I once re-mixed a re-mix. It ended up sounding exactly like the original. :eek:
 
If you want the recordings to sound the same, the only proper way to do it is to use not only the same mic, but the same room and setup.

Even recording in a different room can make your voice sound completely different and it can be very challenging to 'fix', if it's even possible.
 
When I heard those horns on the tube they didn't sound anything like a single one or two tooting away.
It was more like a wave of just noise like when you hit a single note on a guitar that is going through a delay stomp box and you move the infinite repeat and feedback switches to the max.
 
When I heard those horns on the tube they didn't sound anything like a single one or two tooting away.
It was more like a wave of just noise like when you hit a single note on a guitar that is going through a delay stomp box and you move the infinite repeat and feedback switches to the max.
 
@moresound: Was that meant for the "how to make 1 varuvuelaizuieujhauvuaueue (whatever it was called) sound like a hundred" thread?

it can be very challenging to 'fix', if it's even possible.
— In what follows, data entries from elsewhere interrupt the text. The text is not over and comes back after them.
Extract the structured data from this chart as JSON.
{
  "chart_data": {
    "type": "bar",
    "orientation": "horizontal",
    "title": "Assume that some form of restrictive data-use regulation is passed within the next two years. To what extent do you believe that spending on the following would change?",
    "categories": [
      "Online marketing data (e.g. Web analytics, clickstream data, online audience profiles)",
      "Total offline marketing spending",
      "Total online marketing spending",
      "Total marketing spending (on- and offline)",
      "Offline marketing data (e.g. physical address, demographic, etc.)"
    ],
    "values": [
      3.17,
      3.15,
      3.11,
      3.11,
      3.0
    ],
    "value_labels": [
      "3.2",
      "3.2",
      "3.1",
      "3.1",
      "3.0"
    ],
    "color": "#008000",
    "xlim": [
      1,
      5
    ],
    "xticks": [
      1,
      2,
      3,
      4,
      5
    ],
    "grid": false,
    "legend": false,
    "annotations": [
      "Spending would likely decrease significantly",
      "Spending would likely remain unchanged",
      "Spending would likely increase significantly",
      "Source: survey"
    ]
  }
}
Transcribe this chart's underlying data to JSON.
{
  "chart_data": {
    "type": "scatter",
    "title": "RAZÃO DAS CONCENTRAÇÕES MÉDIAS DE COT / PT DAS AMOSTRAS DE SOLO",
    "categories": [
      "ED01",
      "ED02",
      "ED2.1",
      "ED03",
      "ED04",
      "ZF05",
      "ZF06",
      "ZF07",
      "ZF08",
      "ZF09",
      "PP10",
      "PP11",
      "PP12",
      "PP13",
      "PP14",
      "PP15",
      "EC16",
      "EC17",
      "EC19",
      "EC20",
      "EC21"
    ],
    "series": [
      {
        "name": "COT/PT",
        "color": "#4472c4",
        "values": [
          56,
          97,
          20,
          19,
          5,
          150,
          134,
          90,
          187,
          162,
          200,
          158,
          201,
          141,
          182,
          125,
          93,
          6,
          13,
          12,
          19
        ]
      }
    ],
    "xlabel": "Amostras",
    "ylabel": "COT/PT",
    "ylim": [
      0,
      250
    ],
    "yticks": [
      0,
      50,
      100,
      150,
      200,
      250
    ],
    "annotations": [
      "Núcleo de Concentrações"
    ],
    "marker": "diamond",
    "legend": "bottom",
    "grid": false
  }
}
That's basically what I was stumbling around trying to say, lol. Big *if* about it even being possible, but it's completely relative to what's "acceptable" to him... Trying to see if he can match them to acceptability won't make the world explode, and it might save him a bunch of time....if I couldn't match it close enough for whatever the purpose of this is within 10 seconds or so we'd be retracking.
 
Yeah kind of. I mean that noise of the thousands of varuvuelaizuieujhauvuaueues trumpeting was just one big wall of sound.